A: All schools are responsible for hiring at least one Title IX coordinator. A Title IX Coordinator is defined as at least one employee that is designated to coordinate the efforts to comply with a school’s responsibilities under Title IX. All Title IX Coordinators have the authority to institute corrective measures on behalf of a school (Page 2009, Paragraph 7). All schools must display the Title IX coordinator’s information on their website and in employee/student handbooks. This must include an option for both verbal and written reports. The Title IX Coordinator is responsible for responding to a report once the school has “actual knowledge” of the assault. Actual knowledge is defined in the rule as any information given to or attained by a Title IX Coordinator. Once there is actual knowledge, the school is responsible for a “prompt” response. This includes reaching out to the person alleging sexual harassment and confidentially discussing available resources and options for support. Options include receiving supportive measures from school or choosing to file a formal complaint. (Page 1605, Paragraph 1)

Q: Does the new rule change how campus public safety responds to incidents?

A: Based on our review, there are no specific changes to how campus safety responds; however, the narrowed definition of sexual harassment and the increased responsibility of the Title IX coordinator, may affect the way campus safety handles reports.

Q: Do schools have the right to define consent?

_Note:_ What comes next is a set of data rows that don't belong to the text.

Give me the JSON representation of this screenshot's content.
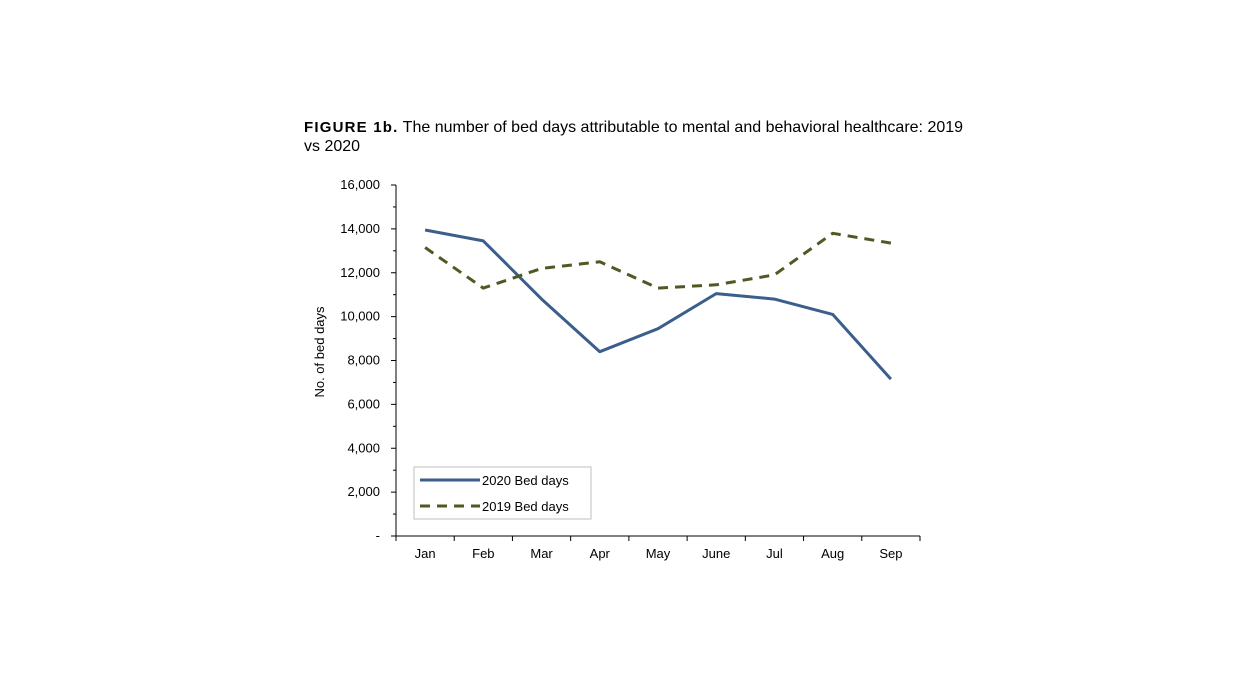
{
  "figure": {
    "label": "FIGURE 1b.",
    "caption": "The number of bed days attributable to mental and behavioral healthcare: 2019 vs 2020"
  },
  "colors": {
    "series_2020": "#3b5e8c",
    "series_2019": "#4e5a23",
    "axis": "#000000",
    "legend_border": "#bfbfbf"
  },
  "chart_data": {
    "type": "line",
    "title": "FIGURE 1b. The number of bed days attributable to mental and behavioral healthcare: 2019 vs 2020",
    "xlabel": "",
    "ylabel": "No. of bed days",
    "categories": [
      "Jan",
      "Feb",
      "Mar",
      "Apr",
      "May",
      "June",
      "Jul",
      "Aug",
      "Sep"
    ],
    "ylim": [
      0,
      16000
    ],
    "yticks": [
      0,
      2000,
      4000,
      6000,
      8000,
      10000,
      12000,
      14000,
      16000
    ],
    "ytick_labels": [
      "-",
      "2,000",
      "4,000",
      "6,000",
      "8,000",
      "10,000",
      "12,000",
      "14,000",
      "16,000"
    ],
    "grid": false,
    "legend_position": "bottom-left",
    "series": [
      {
        "name": "2020 Bed days",
        "style": "solid",
        "values": [
          13950,
          13450,
          10800,
          8400,
          9450,
          11050,
          10800,
          10100,
          7150
        ]
      },
      {
        "name": "2019 Bed days",
        "style": "dashed",
        "values": [
          13150,
          11300,
          12200,
          12500,
          11300,
          11450,
          11900,
          13800,
          13350
        ]
      }
    ]
  }
}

A: Yes they do. According to the new rules, each school can define consent so that it is in line with their state laws; however, it must also follow definitions listed in the Jean Clery Act, which defines sexual assault as, “Any sexual act directed against another person, without the consent of the victim, including instances where the victim is incapable of giving consent.” (Page 363, Paragraph 1)

Q: Do the new rules change prevention education requirements?

A: They do not provide any specifications on prevention requirements or instruction on sexual consent. They do however, require ALL persons who are involved in responding to these crimes to receive training. See Violence Against Women Act Amendments to Clery Act for more specific prevention language.

Q: What can states do and how can state policies mitigate loopholes to the new Title IX changes?

A: We can encourage our state legislators to write and sign into law, policies that provide robust and comprehensive definitions of consent and requirements for prevention education or response to these crimes. For example, on June 28, 2019, Governor Tom Wolf signed into law Act 16 of 2019 (Act 16) which added Article XX-J to the Pennsylvania Public School Code of 1949. Building on the It’s On Us PA initiative, this law includes statutory requirements for addressing sexual assault at postsecondary institutions in Pennsylvania that award an associate degree or higher. Learn more about the sexual violence policy, PDE’s model policy, and the anonymous online reporting system here.

Q: Can colleges and universities choose to take stricter action?

A: Yes, as long as their policies do not interfere with the language of the new Title IX rules, they can institute more detailed policies.

1 | United States, Department of Education, Office of Civil Rights. “Nondiscrimination on the Basis of Sex in Education Programs or Activities Receiveing Federal Financial Assistance,” 34 C.F.R. Part 106, 2020.